Alastair Little not sparing the wine in a marinade. Image: Alastair Little

The Colne-born chef had trained in top London kitchens before setting up on his own, but he initially seemed defined by his academic pedigree, having read archaeology and social anthropology at Downing College, Cambridge. He taught himself to cook in his last year,dishing up meals for, among others, his exact contemporary, Rowley Leigh (Christ’s) later a chef/restaurateur and food writer in his own right.

With them I always associate (though his only Cambridge connection was winning a choral scholarship aged eight) another chef/scholar Simon Hopkinson, two years younger. Little was from Colne, Leigh from Manchester, Hopkinson from Bury.  A fourth member of an incomparable quartet has to be Jeremy Lee, who worked for both Little in Frith Street and for Hopkinson at Bibendum in Fulham. The Scot, a mere stripling at 58, is still manning the stoves in Soho, at Quo Vadis and has a highly anticipated book coming out on September 1 – Cooking: Simply and Well, for One or Many.

Lee led the tributes from the London food world this week: “Alastair Little was a godfather of modern British cooking and a champion of keeping it simple. His cooking was just incredible, peerless. Unique, charming, brilliant, a joy to cook with, a huge inspiration, a great pal and a great boss, gone too young, too soon, much missed and never to be forgotten.”

As I write this, my own tribute is sizzling in the Aga. I’ve never cooked Pollo Orvietano before. I just hope I do it justice.

Ingredients

1.5 kg free range chicken; good olive oil; 500g chicken livers, cleaned and diced

2 large potatoes, cut into 1cm dice; an enormous bunch of leaf or feather fennel; 48 black olives, stoned; salt and pepper; 48 large fresh garlic cloves in their skins; 250ml dry white wine;  500ml chicken broth.

Method

Prepare the stuffing in advance. It takes around an hour. Sauté the livers in the 4 tbsp of olive oil, stirring until coloured. Add the potatoes and gently cook until thoroughly cooked through. Add the fennel with half the olives, season well and set aside to completely cool. Pre-heat the oven to 400F/200C/gas mark 6.

Spoon as much of the stuffing as will fit into the cavity of the bird without overfilling; place the rest, lubricated with a little olive oil, in an oven-proof dish. Rub the chicken all over with a little more olive oil and season generously. Place in a deepish casserole dish, on its side, and put in the oven to roast for 20 minutes. Slide it onto its other side and continue roasting for a further 20 minutes. Finally, turn the right way up and throw in the garlic cloves. Turn the oven down a notch, put in the dish of extra stuffing and continue cooking for a further 30-40 minutes, adding the remaining olives for the last 10.

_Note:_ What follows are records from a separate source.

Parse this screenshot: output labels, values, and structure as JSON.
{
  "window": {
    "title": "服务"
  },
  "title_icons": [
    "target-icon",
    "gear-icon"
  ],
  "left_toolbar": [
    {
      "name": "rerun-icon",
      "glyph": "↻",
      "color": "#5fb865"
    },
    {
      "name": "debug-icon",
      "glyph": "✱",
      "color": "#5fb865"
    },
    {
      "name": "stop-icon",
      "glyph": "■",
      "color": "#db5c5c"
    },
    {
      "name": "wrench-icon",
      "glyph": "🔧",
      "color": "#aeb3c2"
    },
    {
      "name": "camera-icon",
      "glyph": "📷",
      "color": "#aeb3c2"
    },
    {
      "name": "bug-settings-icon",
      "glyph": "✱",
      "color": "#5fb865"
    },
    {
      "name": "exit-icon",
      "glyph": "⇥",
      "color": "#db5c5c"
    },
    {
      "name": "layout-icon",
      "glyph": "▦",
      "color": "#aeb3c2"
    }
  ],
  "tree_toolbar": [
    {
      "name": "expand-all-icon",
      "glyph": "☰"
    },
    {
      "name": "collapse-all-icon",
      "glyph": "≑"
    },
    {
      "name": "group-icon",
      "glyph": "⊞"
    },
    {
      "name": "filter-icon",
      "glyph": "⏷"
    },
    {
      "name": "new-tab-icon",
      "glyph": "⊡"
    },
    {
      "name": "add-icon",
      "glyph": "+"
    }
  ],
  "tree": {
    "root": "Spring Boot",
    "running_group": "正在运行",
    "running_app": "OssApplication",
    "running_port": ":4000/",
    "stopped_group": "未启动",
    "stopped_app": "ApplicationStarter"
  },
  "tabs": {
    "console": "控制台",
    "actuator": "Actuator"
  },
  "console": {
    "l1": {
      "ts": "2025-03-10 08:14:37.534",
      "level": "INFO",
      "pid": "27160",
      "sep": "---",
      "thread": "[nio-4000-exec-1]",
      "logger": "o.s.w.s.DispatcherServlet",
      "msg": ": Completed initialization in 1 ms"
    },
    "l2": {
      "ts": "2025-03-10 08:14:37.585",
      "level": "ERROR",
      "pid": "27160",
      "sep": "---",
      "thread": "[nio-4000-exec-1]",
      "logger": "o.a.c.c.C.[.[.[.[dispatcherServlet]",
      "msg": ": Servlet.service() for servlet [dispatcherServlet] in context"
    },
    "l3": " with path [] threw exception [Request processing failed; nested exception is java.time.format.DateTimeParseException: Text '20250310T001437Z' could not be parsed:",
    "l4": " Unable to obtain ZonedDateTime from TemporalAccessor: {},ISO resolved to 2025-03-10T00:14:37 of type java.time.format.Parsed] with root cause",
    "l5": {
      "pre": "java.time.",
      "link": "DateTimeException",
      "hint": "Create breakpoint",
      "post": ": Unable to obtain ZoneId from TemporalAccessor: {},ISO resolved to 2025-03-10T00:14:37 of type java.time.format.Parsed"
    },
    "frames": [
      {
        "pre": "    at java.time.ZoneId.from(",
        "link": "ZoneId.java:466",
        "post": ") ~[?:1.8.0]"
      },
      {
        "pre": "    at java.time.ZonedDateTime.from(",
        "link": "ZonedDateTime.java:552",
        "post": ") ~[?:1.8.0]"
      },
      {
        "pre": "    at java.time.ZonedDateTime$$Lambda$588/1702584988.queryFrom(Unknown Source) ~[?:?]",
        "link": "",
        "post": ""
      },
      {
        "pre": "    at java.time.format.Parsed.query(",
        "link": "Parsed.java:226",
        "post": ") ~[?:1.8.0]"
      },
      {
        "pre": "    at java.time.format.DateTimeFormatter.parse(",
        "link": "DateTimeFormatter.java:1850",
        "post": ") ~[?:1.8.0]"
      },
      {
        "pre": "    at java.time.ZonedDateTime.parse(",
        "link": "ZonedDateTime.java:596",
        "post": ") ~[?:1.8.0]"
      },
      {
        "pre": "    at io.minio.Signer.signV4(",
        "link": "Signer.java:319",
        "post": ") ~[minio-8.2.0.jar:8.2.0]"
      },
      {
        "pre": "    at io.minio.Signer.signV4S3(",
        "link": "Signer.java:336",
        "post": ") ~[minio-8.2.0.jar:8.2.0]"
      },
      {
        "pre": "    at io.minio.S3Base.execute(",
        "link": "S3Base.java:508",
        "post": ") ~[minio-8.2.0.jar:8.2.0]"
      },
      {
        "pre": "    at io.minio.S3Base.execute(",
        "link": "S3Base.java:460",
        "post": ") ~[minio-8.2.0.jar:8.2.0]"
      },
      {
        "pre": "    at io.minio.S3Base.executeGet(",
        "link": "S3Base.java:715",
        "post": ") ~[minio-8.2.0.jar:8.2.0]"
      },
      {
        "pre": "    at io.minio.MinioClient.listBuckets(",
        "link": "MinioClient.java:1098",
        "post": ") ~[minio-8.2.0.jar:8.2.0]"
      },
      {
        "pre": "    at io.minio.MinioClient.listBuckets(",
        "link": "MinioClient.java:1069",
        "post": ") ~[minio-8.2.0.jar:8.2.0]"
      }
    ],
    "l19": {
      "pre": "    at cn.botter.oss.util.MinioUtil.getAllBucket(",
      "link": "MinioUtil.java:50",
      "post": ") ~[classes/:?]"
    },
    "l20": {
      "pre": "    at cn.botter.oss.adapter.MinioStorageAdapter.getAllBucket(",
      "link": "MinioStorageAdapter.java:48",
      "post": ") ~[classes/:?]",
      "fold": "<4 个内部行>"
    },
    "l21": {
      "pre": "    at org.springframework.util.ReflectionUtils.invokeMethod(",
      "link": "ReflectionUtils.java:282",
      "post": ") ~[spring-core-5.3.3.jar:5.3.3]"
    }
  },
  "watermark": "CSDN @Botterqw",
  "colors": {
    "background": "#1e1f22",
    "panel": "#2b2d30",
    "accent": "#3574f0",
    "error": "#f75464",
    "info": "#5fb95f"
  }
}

Remove the bird to a chopping board, allow it to rest. Put the garlic and olives in a dish and keep warm. Pour off any excess fat in the roasting dish and add the wine. Bring to the boil and reduce until almost evaporated. Pour in the chicken stock and reduce the lot by three-quarters. Cut the chicken into eight pieces and arrange on a serving dish surrounding the extra stuffing. Scatter with the olives and garlic and strew with more chopped fennel fronds.

We accompanied the dish with a Pheasant’ s Tears Poliphonia, a Georgian red matured in a qvevri (earthenware amphora). It’s a blend of 100 indigenous red and white grape varieties. Thanks for the recommendation, Dan at Flawd.